(Anos 50)
Esta emblemática marca de jogos de tabuleiro nasceu em 1939, ano em que as nuvens negras, que já há algum tempo se adensavam no horizonte, conduziram a Europa para a Guerra. Esta ideia surgiu após uma visita que Mário José António de Oliveira efectou à Alemanha, na qual descobriu as virtudes e encantos dos jogos de tabuleiro. Gostou tanto deles, que começou a desenhar e a criar jogos semelhantes, uma vez que em Portugal não existia nenhuma empresa especializada no fabrico desse tipo de artigos.
Determinado a dar asas à sua criatividade, Mário Oliveira decidiu lançar-se nesta actividade, fazendo da cave dos seus pais na Av. da Boavista, no Porto, o berço da Majora. Em 1943, pressentindo que o negócio teria um futuro promissor, despediu-se do seu emprego e convidou o seu irmão a juntar-se a si e fundaram a Mário J. Oliveira & Irmão, cujas instalações ficavam localizadas na Rua das Taipas, no Porto.

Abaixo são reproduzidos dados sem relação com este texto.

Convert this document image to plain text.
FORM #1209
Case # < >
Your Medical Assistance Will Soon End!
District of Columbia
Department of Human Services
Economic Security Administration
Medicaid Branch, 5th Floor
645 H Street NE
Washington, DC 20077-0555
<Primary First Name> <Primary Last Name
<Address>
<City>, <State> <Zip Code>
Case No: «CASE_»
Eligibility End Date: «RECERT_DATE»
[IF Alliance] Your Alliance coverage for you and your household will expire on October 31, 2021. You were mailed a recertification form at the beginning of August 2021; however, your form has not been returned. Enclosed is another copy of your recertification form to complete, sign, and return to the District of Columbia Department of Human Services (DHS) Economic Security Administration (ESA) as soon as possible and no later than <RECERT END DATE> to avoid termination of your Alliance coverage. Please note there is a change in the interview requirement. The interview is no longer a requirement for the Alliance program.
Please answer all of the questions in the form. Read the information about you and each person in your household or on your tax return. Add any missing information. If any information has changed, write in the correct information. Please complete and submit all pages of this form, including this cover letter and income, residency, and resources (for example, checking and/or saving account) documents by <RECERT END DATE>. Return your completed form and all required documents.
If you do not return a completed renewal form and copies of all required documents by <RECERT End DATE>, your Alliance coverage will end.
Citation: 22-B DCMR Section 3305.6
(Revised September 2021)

Através de jogos como “Pontapé ao Goal”, “Jogo da Glória”, “Loto”, “Monopólio” (fabricado sob licença da Hasbro) e “O Sabichão”, a marca foi pouco a pouco conquistando o coração dos portugueses, afirmando-se no sector.

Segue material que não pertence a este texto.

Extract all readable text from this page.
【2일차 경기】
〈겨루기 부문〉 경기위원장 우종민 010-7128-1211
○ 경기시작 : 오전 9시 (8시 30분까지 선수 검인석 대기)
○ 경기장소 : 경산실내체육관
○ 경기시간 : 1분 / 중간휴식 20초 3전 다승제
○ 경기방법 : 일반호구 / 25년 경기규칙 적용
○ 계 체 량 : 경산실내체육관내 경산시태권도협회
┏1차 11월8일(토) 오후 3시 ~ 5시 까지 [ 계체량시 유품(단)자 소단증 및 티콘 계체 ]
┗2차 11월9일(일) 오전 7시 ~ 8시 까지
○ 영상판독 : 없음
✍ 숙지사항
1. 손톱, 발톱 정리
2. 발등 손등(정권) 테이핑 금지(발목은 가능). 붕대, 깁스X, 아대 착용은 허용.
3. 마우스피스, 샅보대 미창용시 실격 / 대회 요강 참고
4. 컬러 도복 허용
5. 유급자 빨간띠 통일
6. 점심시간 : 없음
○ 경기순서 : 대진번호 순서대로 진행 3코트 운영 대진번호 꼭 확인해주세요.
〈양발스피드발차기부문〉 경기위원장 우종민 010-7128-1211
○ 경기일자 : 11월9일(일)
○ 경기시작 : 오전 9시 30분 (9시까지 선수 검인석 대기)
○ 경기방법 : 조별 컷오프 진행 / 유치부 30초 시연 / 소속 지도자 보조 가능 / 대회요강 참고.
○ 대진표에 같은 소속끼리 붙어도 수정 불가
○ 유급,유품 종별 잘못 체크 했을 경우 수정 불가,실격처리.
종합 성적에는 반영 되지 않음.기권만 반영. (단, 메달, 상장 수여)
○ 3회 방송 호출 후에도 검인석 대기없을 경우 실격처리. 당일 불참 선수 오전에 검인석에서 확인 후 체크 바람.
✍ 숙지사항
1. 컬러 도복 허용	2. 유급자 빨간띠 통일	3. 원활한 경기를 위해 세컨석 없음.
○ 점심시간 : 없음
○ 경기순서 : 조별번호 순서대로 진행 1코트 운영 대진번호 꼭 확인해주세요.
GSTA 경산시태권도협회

Dentro da fábrica, Mário José de Oliveira possuía um grupo que alguns apelidavam de “departamento de invenções”, responsável pela criação de novos jogos ou outro tipo de brinquedos. Consciente da necessidade de estar sempre a par das últimas novidades e tendências, o empresário visitava regularmente feiras, nas quais encontrava também inspiração para novos jogos.
Em 1968, a Majora inaugurou novas instalações na Rua Delfim Santos, na nova zona industrial do Porto, e no auge da sua produção chegaram a trabalhar no espaço 130 pessoas. A marca foi tentando sempre ajustar-se às novas realidades e gostos, ao mesmo tempo que expandia a sua gama de produtos para os brinquedos, livros infantis e os puzzles. O desporto foi a grande inspiração para alguns jogos que alcançaram grande popularidade como “A Volta a Portugal em Bicicleta”, “Rallye Automóvel” ou “Corridas de Cavalos”. Como referiu Alfredo Amável, antigo funcionário da empresa “eram jogos muito simples, que as famílias podiam jogar em conjunto”.
Contudo a chegada da era digital e a feroz concorrência imposta pelas marcas estrangeiras deste sector acabaram por colocar a Majora em sérias dificuldades. A empresa ainda tentou reagir lançando um segmento de jogos de tabuleiro mais elaborados casos de “Aljubarrota”, “Petróleo SA”, “Jogo do Euro” e “Bolsa de Valores”, bem como o fabrico de brinquedos com as personagens da moda (Hello Kitty, Noddy, Ruca ou SpongeBob) mas as vendas começaram a cair progressivamente. Em 2013, os descendentes de Mário José de Oliveira, foram obrigados a encerrar a empresa, que no ano seguinte seria, porém, adquirida pela The Edge SGPS. Esta incubadora de ideias liderada por José Luis Pinto Basto decidiu revitalizar as memórias e o legado da marca, mantendo-a em actividade até aos dias de hoje.
Sabia que…
O nome Majora advém do seu criador MArio JOsé OliveiRA. Antes de fundar a marca, o seu primeiro emprego foi como técnico de contas na cordoaria Oliveira e Sá.
Estima-se ao longo da sua actividade a Majora tenha criado mais de 300 jogos e brinquedos abrangendo múltiplos temas.
Gabriel Ferrão foi durante décadas o ilustrador que deu corpo à decoração dos jogos de tabuleiro bem como dos livros infantis da marca.